The next speaker was J. C. R. Licklider, an expert on speech and sound from the new Psycho-Acoustic Laboratory at Harvard, known to everyone as Lick. He was another young scientist with his feet in two different worlds—part psychologist and part electrical engineer. Later that year he moved to MIT, where he established a new psychology department within the department of electrical engineering. He was working on an idea for quantizing speech—taking speech waves and reducing them to the smallest quantities that could be reproduced by a “flip-flop circuit,” a homemade gadget made from twenty-five dollars of vacuum tubes, resistors, and capacitors.

It was surprising—even to people used to the crackling and hissing of telephones—how far speech could be reduced and still remain intelligible. Shannon listened closely, not just because he knew about the relevant telephone engineering but because he had dealt with the issues in his secret war work on audio scrambling. Wiener perked up, too, in part because of a special interest in prosthetic hearing aids.

When Licklider described some distortion as neither linear nor logarithmic but “halfway between,” Wiener interrupted.

“What does ‘halfway’ mean?
X
plus
S
over
N
?”

Licklider sighed. “Mathematicians are always doing that, taking me up on inexact statements.”

But he had no problem with the math and later offered an estimate for how much information—using Shannon’s new terminology—could be sent down a transmission line, given a certain bandwidth (5,000 cycles) and a certain signal-to-noise ratio (33 decibels), numbers that were realistic for commercial radio. “I think it
appears that 100,000 bits of information can be transmitted through such a communication channel”—bits per second, he meant.
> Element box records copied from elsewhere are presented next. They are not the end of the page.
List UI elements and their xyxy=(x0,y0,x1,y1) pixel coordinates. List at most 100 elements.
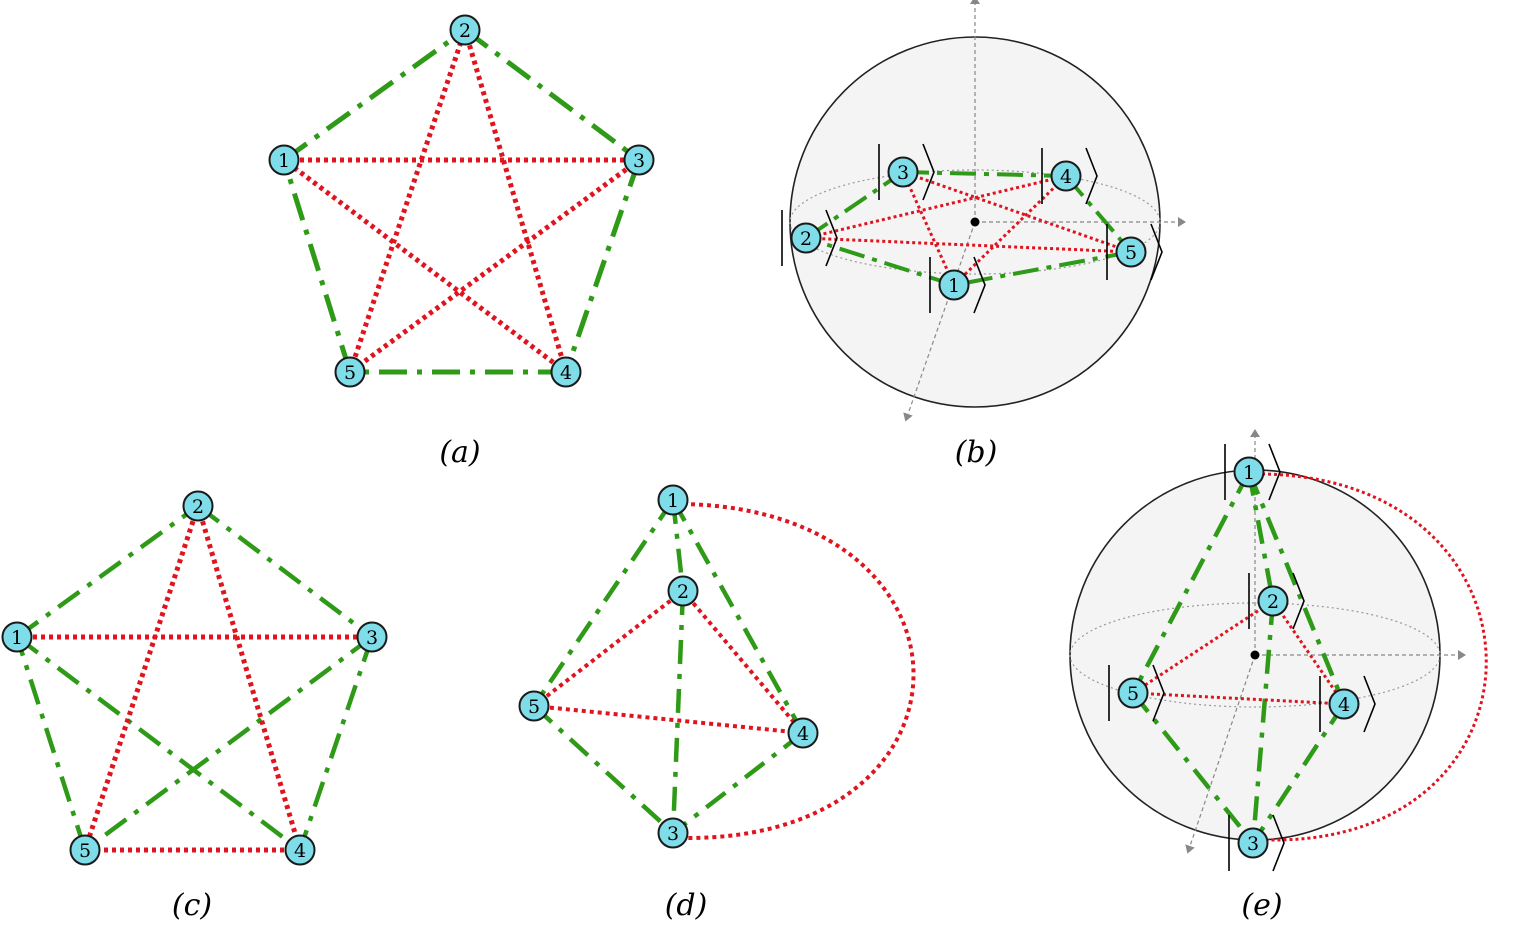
node-label: 5 xyxy=(528,696,540,718)
node-circle xyxy=(657,817,689,849)
red-edge-4-1 xyxy=(952,174,1068,287)
caption-d: (d) xyxy=(665,888,708,923)
panel-b: 1 2 3 4 5 xyxy=(781,0,1186,422)
origin-dot xyxy=(1250,650,1260,660)
red-edge-3-5 xyxy=(902,170,1132,254)
node-label: 1 xyxy=(278,150,290,172)
red-edge-3-5 xyxy=(348,157,641,375)
axis-arrowhead-icon xyxy=(1178,217,1186,227)
ket-angle-bracket xyxy=(973,256,986,314)
node-2: 2 xyxy=(781,209,838,267)
red-edge-2-4 xyxy=(462,29,569,373)
axis-arrowhead-icon xyxy=(1458,650,1466,660)
node-circle xyxy=(1117,677,1149,709)
node-circle xyxy=(550,356,582,388)
edges xyxy=(14,504,375,853)
node-label: 4 xyxy=(1060,166,1072,188)
ket-angle-bracket xyxy=(825,209,838,267)
node-3: 3 xyxy=(878,143,935,201)
red-edge-2-4 xyxy=(805,174,1067,240)
node-label: 2 xyxy=(459,20,471,42)
node-label: 3 xyxy=(897,162,909,184)
green-edge-2-3 xyxy=(196,504,374,639)
red-edge-2-4 xyxy=(681,589,805,735)
red-edge-5-4 xyxy=(1132,691,1345,706)
ket-angle-bracket xyxy=(922,143,935,201)
edges xyxy=(281,27,642,375)
green-edge-4-3 xyxy=(1251,702,1346,845)
node-label: 4 xyxy=(294,840,306,862)
node-4: 4 xyxy=(284,834,316,866)
ket-angle-bracket xyxy=(1268,443,1281,501)
node-label: 3 xyxy=(366,627,378,649)
node-1: 1 xyxy=(929,256,986,314)
node-circle xyxy=(667,575,699,607)
caption-c: (c) xyxy=(172,888,212,923)
ket-angle-bracket xyxy=(1272,814,1285,872)
green-edge-1-4 xyxy=(671,498,805,735)
node-circle xyxy=(623,144,655,176)
node-1: 1 xyxy=(1224,443,1281,501)
node-circle xyxy=(657,484,689,516)
node-label: 4 xyxy=(1338,694,1350,716)
node-3: 3 xyxy=(1228,814,1285,872)
node-circle xyxy=(518,690,550,722)
green-edge-1-2 xyxy=(1246,471,1276,602)
ket-angle-bracket xyxy=(1150,223,1163,281)
node-circle xyxy=(284,834,316,866)
axis-arrowhead-icon xyxy=(970,0,980,4)
axis-arrowhead-icon xyxy=(903,412,913,422)
node-circle xyxy=(1237,827,1269,859)
node-label: 2 xyxy=(677,581,689,603)
ket-angle-bracket xyxy=(1152,664,1165,722)
red-edge-2-4 xyxy=(1271,600,1346,705)
node-4: 4 xyxy=(1041,147,1098,205)
node-5: 5 xyxy=(518,690,550,722)
node-label: 5 xyxy=(1127,683,1139,705)
node-circle xyxy=(69,834,101,866)
panel-e: 1 2 3 4 5 xyxy=(1069,429,1488,872)
node-circle xyxy=(1050,160,1082,192)
axis-arrowhead-icon xyxy=(1250,429,1260,437)
node-circle xyxy=(1233,456,1265,488)
red-edge-4-1 xyxy=(282,158,568,374)
green-edge-1-2 xyxy=(282,27,467,163)
node-circle xyxy=(1257,585,1289,617)
red-edge-1-3 xyxy=(1261,472,1488,842)
node-circle xyxy=(449,14,481,46)
node-5: 5 xyxy=(1108,664,1165,722)
node-circle xyxy=(334,356,366,388)
red-edge-2-5 xyxy=(82,505,201,851)
node-label: 4 xyxy=(560,362,572,384)
node-2: 2 xyxy=(667,575,699,607)
axis-line xyxy=(1189,654,1256,847)
node-label: 3 xyxy=(1247,833,1259,855)
node-circle xyxy=(182,490,214,522)
node-label: 5 xyxy=(1125,242,1137,264)
green-edge-3-5 xyxy=(83,635,374,852)
green-edge-1-5 xyxy=(1131,470,1251,695)
node-label: 5 xyxy=(79,840,91,862)
green-edge-3-4 xyxy=(563,159,642,373)
red-edge-5-2 xyxy=(805,236,1132,254)
node-label: 2 xyxy=(1267,591,1279,613)
node-4: 4 xyxy=(550,356,582,388)
node-label: 3 xyxy=(667,823,679,845)
node-5: 5 xyxy=(69,834,101,866)
node-1: 1 xyxy=(657,484,689,516)
node-circle xyxy=(787,717,819,749)
red-edge-5-2 xyxy=(347,29,468,373)
red-edge-2-5 xyxy=(1132,599,1274,695)
ket-angle-bracket xyxy=(1363,675,1376,733)
green-edge-2-3 xyxy=(804,170,905,240)
node-circle xyxy=(1115,236,1147,268)
red-edge-2-5 xyxy=(532,589,685,708)
node-1: 1 xyxy=(1,621,33,653)
node-2: 2 xyxy=(449,14,481,46)
green-edge-1-5 xyxy=(532,498,675,708)
green-edge-4-5 xyxy=(1064,174,1133,254)
green-edge-4-3 xyxy=(671,731,805,835)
That was a staggering number; by comparison, he calculated the rate of ordinary human speech this way: 10 phonemes per second, chosen from a vocabulary of 64 phonemes (2
6
, “to make it easy”—the logarithm of the number of choices is 6), so a rate of 60 bits per second. “This assumes that the phonemes are all equally probable—”

“Yes!” interrupted Wiener.

“—and of course they are not.”

Wiener wondered whether anyone had tried a similar calculation for “compression for the eye,” for television. How much “real information” is necessary for intelligibility? Though he added, by the way: “I often wonder why people try to look at television.”

Margaret Mead had a different issue to raise. She did not want the group to forget that meaning can exist quite apart from phonemes and dictionary definitions. “If you talk about another kind of information,” she said, “if you are trying to communicate the fact that somebody is angry, what order of distortion might be introduced to take the anger out of a message that otherwise will carry exactly the same words?”